Tiyatro topluluk, dernek ve birlikleri ortak bir Tiyatro Platformu’nda birleşti. Platform, ‘Artık yan yana gelip birlikte geniş bir dayanışma hattı örmenin dışında bir çözüm kalmamıştır’ diyor.
Semra ÇELEBİ
Tiyatro ve diğer sahne sanatları üzerindeki “baskı, yaptırım ve yasaklamalara karşı ortak mücadele” amacıyla “Tiyatro Platformu” kuruldu.
İBBŞT’nin yönetimini sanatçılardan alıp belediye bürokratlarına devreden yeni yönetmelik sonrası, Devlet Tiyatroları (DT) ile Şehir Tiyatroları’nın özelleştirilmesine ilişkin yapılan çalışmalara karşı durabilmekiçin de kurulan platform, çok sayıda profesyonel-amatör tiyatro topluluğu, tiyatro örgütü ve tiyatrocuların katılımıyla hayata geçti.
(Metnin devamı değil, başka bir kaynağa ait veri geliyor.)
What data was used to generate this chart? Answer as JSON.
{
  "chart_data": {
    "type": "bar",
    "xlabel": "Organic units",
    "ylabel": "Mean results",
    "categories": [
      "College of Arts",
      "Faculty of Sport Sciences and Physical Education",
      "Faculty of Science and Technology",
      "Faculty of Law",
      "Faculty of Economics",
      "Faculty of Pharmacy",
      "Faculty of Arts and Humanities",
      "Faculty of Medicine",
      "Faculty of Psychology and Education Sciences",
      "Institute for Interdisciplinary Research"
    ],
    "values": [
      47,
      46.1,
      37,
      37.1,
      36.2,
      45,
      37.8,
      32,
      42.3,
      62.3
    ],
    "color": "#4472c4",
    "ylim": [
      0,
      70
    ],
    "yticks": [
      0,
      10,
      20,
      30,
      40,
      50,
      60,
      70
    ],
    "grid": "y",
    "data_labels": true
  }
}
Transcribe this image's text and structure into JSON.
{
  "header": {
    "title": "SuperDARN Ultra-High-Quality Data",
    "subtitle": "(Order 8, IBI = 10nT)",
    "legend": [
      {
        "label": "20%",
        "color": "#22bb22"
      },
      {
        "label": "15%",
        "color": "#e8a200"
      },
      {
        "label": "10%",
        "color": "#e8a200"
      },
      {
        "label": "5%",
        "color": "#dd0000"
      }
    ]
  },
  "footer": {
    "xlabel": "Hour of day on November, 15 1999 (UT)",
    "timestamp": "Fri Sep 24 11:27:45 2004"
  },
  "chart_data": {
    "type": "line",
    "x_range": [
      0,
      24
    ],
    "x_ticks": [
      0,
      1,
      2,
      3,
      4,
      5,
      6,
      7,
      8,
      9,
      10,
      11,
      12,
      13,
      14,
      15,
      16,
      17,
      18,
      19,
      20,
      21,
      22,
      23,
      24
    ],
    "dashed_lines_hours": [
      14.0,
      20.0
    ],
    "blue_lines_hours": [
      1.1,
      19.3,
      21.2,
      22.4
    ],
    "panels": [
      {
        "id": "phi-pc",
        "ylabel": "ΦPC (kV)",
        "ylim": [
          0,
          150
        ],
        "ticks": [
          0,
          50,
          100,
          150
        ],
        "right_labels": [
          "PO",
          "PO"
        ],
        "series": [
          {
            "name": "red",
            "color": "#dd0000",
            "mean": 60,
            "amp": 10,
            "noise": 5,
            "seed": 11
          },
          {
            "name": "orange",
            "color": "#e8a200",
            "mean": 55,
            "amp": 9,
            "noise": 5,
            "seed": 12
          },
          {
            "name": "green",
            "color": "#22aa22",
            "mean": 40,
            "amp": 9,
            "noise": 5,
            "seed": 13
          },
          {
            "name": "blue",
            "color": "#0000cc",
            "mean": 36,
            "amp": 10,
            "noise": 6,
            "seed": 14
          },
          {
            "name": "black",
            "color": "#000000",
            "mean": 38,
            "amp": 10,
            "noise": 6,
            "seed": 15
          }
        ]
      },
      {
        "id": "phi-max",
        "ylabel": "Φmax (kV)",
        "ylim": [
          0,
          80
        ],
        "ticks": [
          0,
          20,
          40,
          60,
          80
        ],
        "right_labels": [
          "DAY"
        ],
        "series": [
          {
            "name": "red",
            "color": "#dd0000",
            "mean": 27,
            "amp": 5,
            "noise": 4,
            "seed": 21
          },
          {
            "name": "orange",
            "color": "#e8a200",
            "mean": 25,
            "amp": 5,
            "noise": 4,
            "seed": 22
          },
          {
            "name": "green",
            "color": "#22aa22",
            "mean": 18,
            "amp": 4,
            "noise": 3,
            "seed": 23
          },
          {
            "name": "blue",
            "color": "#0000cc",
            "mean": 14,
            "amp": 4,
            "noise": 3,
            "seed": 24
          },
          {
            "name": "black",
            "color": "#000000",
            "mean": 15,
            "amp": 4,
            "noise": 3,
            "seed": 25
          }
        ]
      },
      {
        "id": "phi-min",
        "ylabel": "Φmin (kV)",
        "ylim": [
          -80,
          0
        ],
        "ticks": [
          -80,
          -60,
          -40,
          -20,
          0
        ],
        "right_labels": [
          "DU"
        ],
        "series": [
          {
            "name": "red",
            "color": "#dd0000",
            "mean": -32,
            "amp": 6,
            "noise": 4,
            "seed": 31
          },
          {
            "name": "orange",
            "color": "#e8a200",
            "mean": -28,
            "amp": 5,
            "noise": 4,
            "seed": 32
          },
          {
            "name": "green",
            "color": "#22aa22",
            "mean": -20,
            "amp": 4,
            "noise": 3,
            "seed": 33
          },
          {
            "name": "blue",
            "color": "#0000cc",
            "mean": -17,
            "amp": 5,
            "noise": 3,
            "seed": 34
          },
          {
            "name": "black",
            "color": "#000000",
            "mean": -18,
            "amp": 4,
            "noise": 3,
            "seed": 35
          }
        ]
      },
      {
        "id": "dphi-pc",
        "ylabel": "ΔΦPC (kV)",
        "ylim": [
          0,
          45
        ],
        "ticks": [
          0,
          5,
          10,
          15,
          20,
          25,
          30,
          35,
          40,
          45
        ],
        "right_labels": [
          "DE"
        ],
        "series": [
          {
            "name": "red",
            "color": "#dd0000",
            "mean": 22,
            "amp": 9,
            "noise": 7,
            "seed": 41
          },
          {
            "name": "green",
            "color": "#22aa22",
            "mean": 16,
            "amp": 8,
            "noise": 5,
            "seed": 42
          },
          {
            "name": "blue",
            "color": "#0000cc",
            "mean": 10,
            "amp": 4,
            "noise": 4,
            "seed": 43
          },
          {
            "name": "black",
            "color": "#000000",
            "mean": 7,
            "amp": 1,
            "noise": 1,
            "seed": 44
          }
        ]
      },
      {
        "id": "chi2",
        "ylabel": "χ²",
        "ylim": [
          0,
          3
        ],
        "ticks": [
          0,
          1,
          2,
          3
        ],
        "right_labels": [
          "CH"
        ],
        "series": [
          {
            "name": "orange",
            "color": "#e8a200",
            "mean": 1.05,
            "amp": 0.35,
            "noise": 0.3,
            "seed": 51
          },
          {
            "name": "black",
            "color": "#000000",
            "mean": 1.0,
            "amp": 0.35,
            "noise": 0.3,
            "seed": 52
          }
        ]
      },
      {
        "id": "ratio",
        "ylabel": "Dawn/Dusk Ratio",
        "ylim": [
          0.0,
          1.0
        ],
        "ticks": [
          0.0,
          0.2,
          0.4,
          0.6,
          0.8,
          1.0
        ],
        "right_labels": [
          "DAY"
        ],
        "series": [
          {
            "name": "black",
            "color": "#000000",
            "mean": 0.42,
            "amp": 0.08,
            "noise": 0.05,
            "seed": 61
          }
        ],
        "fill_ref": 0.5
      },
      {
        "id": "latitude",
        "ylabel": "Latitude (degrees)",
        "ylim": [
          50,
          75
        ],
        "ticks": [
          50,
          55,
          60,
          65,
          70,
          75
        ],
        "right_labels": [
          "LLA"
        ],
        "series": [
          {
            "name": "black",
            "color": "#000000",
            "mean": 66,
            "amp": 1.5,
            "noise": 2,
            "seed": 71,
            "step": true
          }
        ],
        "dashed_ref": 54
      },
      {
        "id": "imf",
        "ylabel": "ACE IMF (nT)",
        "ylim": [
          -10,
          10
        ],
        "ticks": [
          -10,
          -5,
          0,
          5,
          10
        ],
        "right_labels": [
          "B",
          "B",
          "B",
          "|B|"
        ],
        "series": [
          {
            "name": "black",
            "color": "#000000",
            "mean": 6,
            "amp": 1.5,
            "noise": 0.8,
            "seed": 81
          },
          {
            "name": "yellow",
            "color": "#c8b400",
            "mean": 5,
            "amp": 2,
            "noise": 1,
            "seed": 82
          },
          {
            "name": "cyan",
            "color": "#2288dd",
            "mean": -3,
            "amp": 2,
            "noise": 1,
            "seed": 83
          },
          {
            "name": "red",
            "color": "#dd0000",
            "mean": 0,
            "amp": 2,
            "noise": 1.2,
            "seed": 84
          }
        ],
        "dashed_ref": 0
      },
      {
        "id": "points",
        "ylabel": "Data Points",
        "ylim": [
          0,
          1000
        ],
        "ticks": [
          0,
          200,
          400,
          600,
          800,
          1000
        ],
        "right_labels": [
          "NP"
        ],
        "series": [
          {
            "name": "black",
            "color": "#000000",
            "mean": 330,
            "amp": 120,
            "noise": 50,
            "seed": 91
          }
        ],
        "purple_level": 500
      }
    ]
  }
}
Platformda ilk olarak Şehir ve Devlet Tiyatroları‘ndaki güncel sürecin değerlendirileceği bir çalıştay düzenlenmesi kararı alındı. Çalıştay, 8-9 Eylül tarihlerinde Bursa’da Nilüfer Belediyesi’nin ev sahipliğinde toplanacak.
Toplantılarda, Platformun Geçici Yürütme Kurulu da belirlendi. Kurul, İŞTİSAN (İstanbul Şehir Tiyatrosu Sanatçıları Derneği), ASSITEJ (Uluslararası Çocuk ve Gençlik Tiyatroları Birliği Türkiye Şubesi), Türkiye Tiyatrolar Birliği, TOMEB (Tiyatro Oyuncuları Meslek Birliği), Batı Karadeniz Tiyatrolar Platformu, Akdeniz Tiyatrolar Birliği, DETİS (Devlet Tiyatrosu Sanatçıları Derneği), Tiyatro Eleştirmenler Birliği ve Amatör Tiyatrolar Çevresi temsilcilerinden oluşuyor.
‘HAYAT DURMUYOR, MÜCADELE DE DURMAZ’
Platformun dönem eşsözcüleri ise İŞTİSAN’dan ve Şehir Tiyatroları yönetmenlerinden Ragıp Yavuz ile Türkiye Tiyatrolar Birliği’nden tiyatro yönetmeni, oyuncu Orçun Masatçı oldu.
Ragıp Yavuz, platformun gerekliliğinden söz ederken “Hayat durmuyor. Baskılar durmuyor. Mücadele de durmaz” dedi.
Yavuz, Şehir Tiyatrosu yönetmeni olarak hiçbir bürokrat sanatsal görevlendirme emri, kararı veremez demekten, “Korkuya Karşı Özgür Tiyatro” diye haykırmaktan, bunca yıl Şehir Tiyatrolu’larla kulis, ter, alkış paylaşmış olmaktan onur duyduğunu belirtti:
“27 Şubat 2012’de Harbiye Muhsin Ertuğrul Sahnesi önünde yaktığımız ateşin Edirne’den, Bartın’a, Bursa’dan Bitlis’e, İstanbul’dan Urla’ya, İzmir’e, Midilli’ye, Irak’a, üniversite topluluklarından amatörlere, sokak tiyatrocularına, doğaçlamacılara nasıl büyük bir enerjiyle ulaştığını görmek, her gösteride, her atölyede, her söyleşide bunu solumak büyük bir güç verdi. Samimiyet ve iç rahatlığıyla söyleyebilirim ki, Şehir Tiyatroları sanatçı ve emekçileri olarak seyircimiz ve omuz omuza olduğumuz sanatçı dost ve yandaşlarımızla birlikte yürüttüğümüz mücadele günbegün ve ülkenin her yanından izlenmekte, çoğalmakta, yeni beklentiler üreterek ve her gün yeniden umuda evrilerek güçlenmektedir.”
Sanatçılar girişimi ise bu platformun genişlemesi için kaleme aldığı çağrı metninde şu ifadeler yer verdi: “siyasal iktidarın ülkemiz sanat alanlarında yaratmak istediği toplu yıkım ve yok etme politikaları her boyutuyla ortaya çıkmıştır. Artık yan yana gelip birlikte geniş bir dayanışma hattı örmenin dışında bir çözüm kalmamıştır. Saldırının her türlüsünü anında geri püskürtecek böyle bir güç çok kıymetlidir.”